The opioid drug epidemic is a major public health concern and an economic burden in the United States. The purpose of this systematic review is to assess the reliability and validity of screening instruments used in emergency medicine settings to detect opioid use in patients and to assess psychometric data for each screening instrument.
PubMed/MEDLINE, PsycINFO, Cochrane Database of Systematic Reviews, Cochrane Central Register of Controlled Trials, Web of Science, Cumulative Index to Nursing and Allied Health Literature and ClinicalTrials.gov were searched for articles published up to May 2018. The extracted articles were independently screened for eligibility by two reviewers. We extracted 1555 articles for initial screening and 95 articles were assessed for full-text eligibility. Six articles were extracted from the full-text assessment.
Six instruments were identified from the final article list: Screener and Opioid Assessment for Patients with Pain - Revised; Drug Abuse Screening Test; Opioid Risk Tool; Current Opioid Misuse Measure; an Emergency Medicine Providers Clinician Assessment Questionnaire; and an Emergency Provider Impression Data Collection Form. Screening instrument characteristics, and reliability and validity data were extracted from the six studies. A meta-analysis was not conducted due to heterogeneity between the studies.
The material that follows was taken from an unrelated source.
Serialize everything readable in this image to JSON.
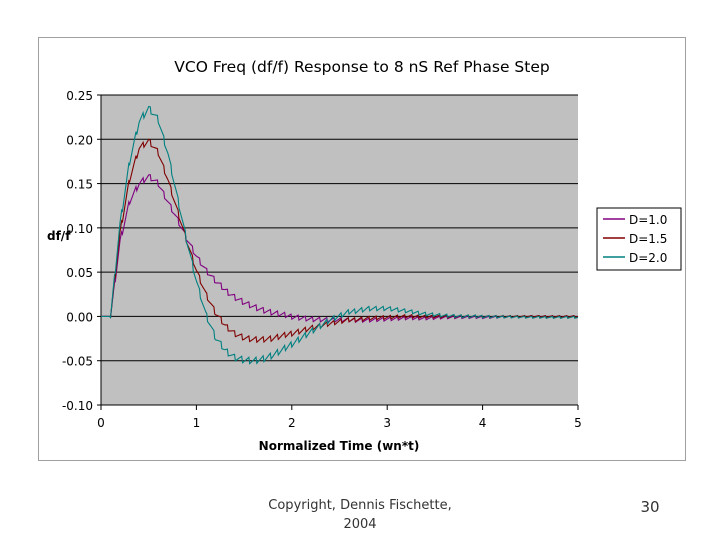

There is a lack of validity and reliability evidence in all six articles; and sensitivity, specificity and predictive values varied between the different instruments. These instruments cannot be validated for use in emergency medicine settings. There is no clear evidence to state which screening instruments are appropriate for use in detecting opioid use disorders in emergency medicine patients. There is a need for brief, reliable, valid and feasible opioid use screening instruments in the emergency medicine setting.
阿片类药物滥用是美国面临的一个主要公共卫生问题和经济负担。本系统评价的目的是评估在急诊环境中用于检测患者阿片类药物使用的筛选工具的可靠性和有效性,并评估每个筛选工具的心理计量学数据。
检索了截至 2018 年 5 月发表的文章,包括 PubMed/MEDLINE、PsycINFO、Cochrane 系统评价数据库、Cochrane 对照试验中心注册库、Web of Science、护理学和联合健康文献累积索引以及 ClinicalTrials.gov。由两名评审员独立筛选提取的文章以确定其是否符合入选标准。我们对 1555 篇文章进行了初步筛选,对 95 篇文章进行了全文入选评估。从全文评估中提取了 6 篇文章。
从最终的文章列表中确定了 6 种工具:修订后的疼痛患者筛选器和阿片类药物评估工具、药物滥用筛查测试、阿片类药物风险工具、当前阿片类药物滥用测量工具、急诊医师临床评估问卷和急诊提供者印象数据收集表。从 6 项研究中提取了筛选工具特征以及可靠性和有效性数据。由于研究之间存在异质性,因此未进行荟萃分析。
在所有 6 篇文章中都缺乏有效性和可靠性证据;并且不同工具之间的敏感性、特异性和预测值各不相同。这些工具不能在急诊环境中进行验证。没有明确的证据表明哪种筛选工具适合用于检测急诊医学患者中的阿片类药物使用障碍。需要在急诊医学环境中使用简洁、可靠、有效且可行的阿片类药物使用筛选工具。